Monday, June 4, 2007

Back to the Presbyterians

Yesterday found David and me back at the Presbyterian church. Unfortunately, I feel like we still don't know that much about the place. As I commented afterward, "You know you're in trouble when the preacher shows up in full academic robes." It sounded a lot like a commencement address: generalized, positive, and not much about Jesus. Their new interim pastor will have her first shot at things next Sunday—too bad we'll both have to miss. I don't feel that we've gotten much of a feel for the way they would do worship yet. I hope that after a couple of months with the new interim they still aren't as sleepy on a Sunday. She seems to have some life in her.

We did get a chance at the coffee hour afterward. Met a couple of people and had pleasant conversations. I wonder what they thought. We had (quite by accident) showed up in almost-identical clothing (kinda gay looking too).

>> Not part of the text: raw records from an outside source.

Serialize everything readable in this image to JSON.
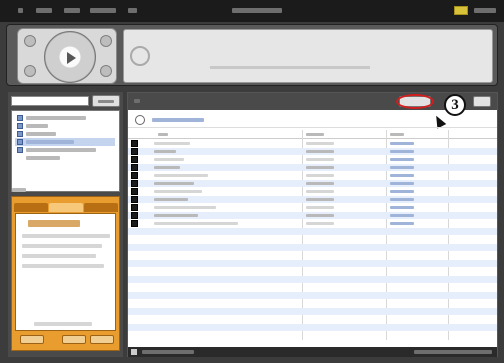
{
  "callout": {
    "number": "3"
  },
  "colors": {
    "window_frame": "#3c3c3c",
    "title_bar": "#1b1b1b",
    "highlight_ring": "#d21e1e",
    "mini_panel": "#e89d2e",
    "selected_row": "#c4d4ee",
    "alternate_row": "#e6eefb"
  },
  "icons": [
    "app-logo-icon",
    "play-icon",
    "previous-icon",
    "next-icon",
    "stop-icon",
    "volume-icon",
    "folder-icon",
    "playlist-icon",
    "row-checkbox-icon",
    "cursor-pointer-icon"
  ]
}
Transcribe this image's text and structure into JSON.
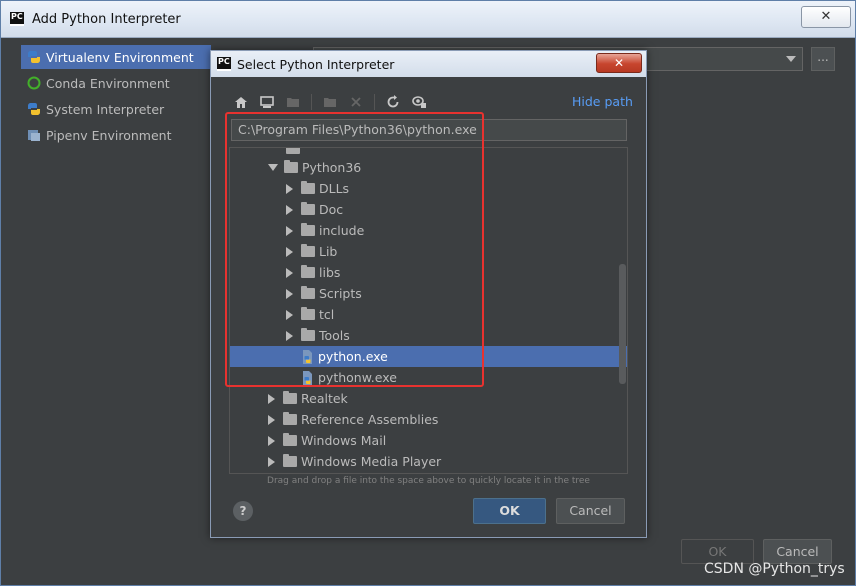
{
  "outer_window": {
    "title": "Add Python Interpreter",
    "close_glyph": "✕",
    "environments": [
      {
        "label": "Virtualenv Environment",
        "icon": "virtualenv-icon"
      },
      {
        "label": "Conda Environment",
        "icon": "conda-icon"
      },
      {
        "label": "System Interpreter",
        "icon": "python-icon"
      },
      {
        "label": "Pipenv Environment",
        "icon": "pipenv-icon"
      }
    ],
    "browse_label": "...",
    "ok_label": "OK",
    "cancel_label": "Cancel"
  },
  "dialog": {
    "title": "Select Python Interpreter",
    "close_glyph": "✕",
    "toolbar": {
      "icons": [
        "home-icon",
        "desktop-icon",
        "new-folder-icon",
        "move-icon",
        "delete-icon",
        "refresh-icon",
        "show-hidden-icon"
      ]
    },
    "hide_path_label": "Hide path",
    "path_value": "C:\\Program Files\\Python36\\python.exe",
    "tree": [
      {
        "label": "Python36",
        "type": "folder",
        "expanded": true,
        "indent": 1
      },
      {
        "label": "DLLs",
        "type": "folder",
        "expanded": false,
        "indent": 2
      },
      {
        "label": "Doc",
        "type": "folder",
        "expanded": false,
        "indent": 2
      },
      {
        "label": "include",
        "type": "folder",
        "expanded": false,
        "indent": 2
      },
      {
        "label": "Lib",
        "type": "folder",
        "expanded": false,
        "indent": 2
      },
      {
        "label": "libs",
        "type": "folder",
        "expanded": false,
        "indent": 2
      },
      {
        "label": "Scripts",
        "type": "folder",
        "expanded": false,
        "indent": 2
      },
      {
        "label": "tcl",
        "type": "folder",
        "expanded": false,
        "indent": 2
      },
      {
        "label": "Tools",
        "type": "folder",
        "expanded": false,
        "indent": 2
      },
      {
        "label": "python.exe",
        "type": "file",
        "selected": true,
        "indent": 2
      },
      {
        "label": "pythonw.exe",
        "type": "file",
        "indent": 2
      },
      {
        "label": "Realtek",
        "type": "folder",
        "expanded": false,
        "indent": 1
      },
      {
        "label": "Reference Assemblies",
        "type": "folder",
        "expanded": false,
        "indent": 1
      },
      {
        "label": "Windows Mail",
        "type": "folder",
        "expanded": false,
        "indent": 1
      },
      {
        "label": "Windows Media Player",
        "type": "folder",
        "expanded": false,
        "indent": 1
      }
    ],
    "hint": "Drag and drop a file into the space above to quickly locate it in the tree",
    "help_label": "?",
    "ok_label": "OK",
    "cancel_label": "Cancel"
  },
  "watermark": "CSDN @Python_trys",
  "colors": {
    "selection": "#4b6eaf",
    "link": "#589df6",
    "highlight_box": "#e8322f"
  }
}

After church, I drove over to my aunt and uncle's house where my mom is staying for the week. Someone asked me what I was looking for in a church, and I'm sorry to say I sort of fluffed the answer. An honest answer might have been, "A church that treats someone like me as a part of the body and not a virus." An honest answer might be, "A church that doesn't give knee-jerk reactions to so many things." An honest answer might be, "A church that has a little more distance from James Dobson, Jerry Falwell, and George Bush." But I fluffed and said, "I go along with David because he's looking for a good church."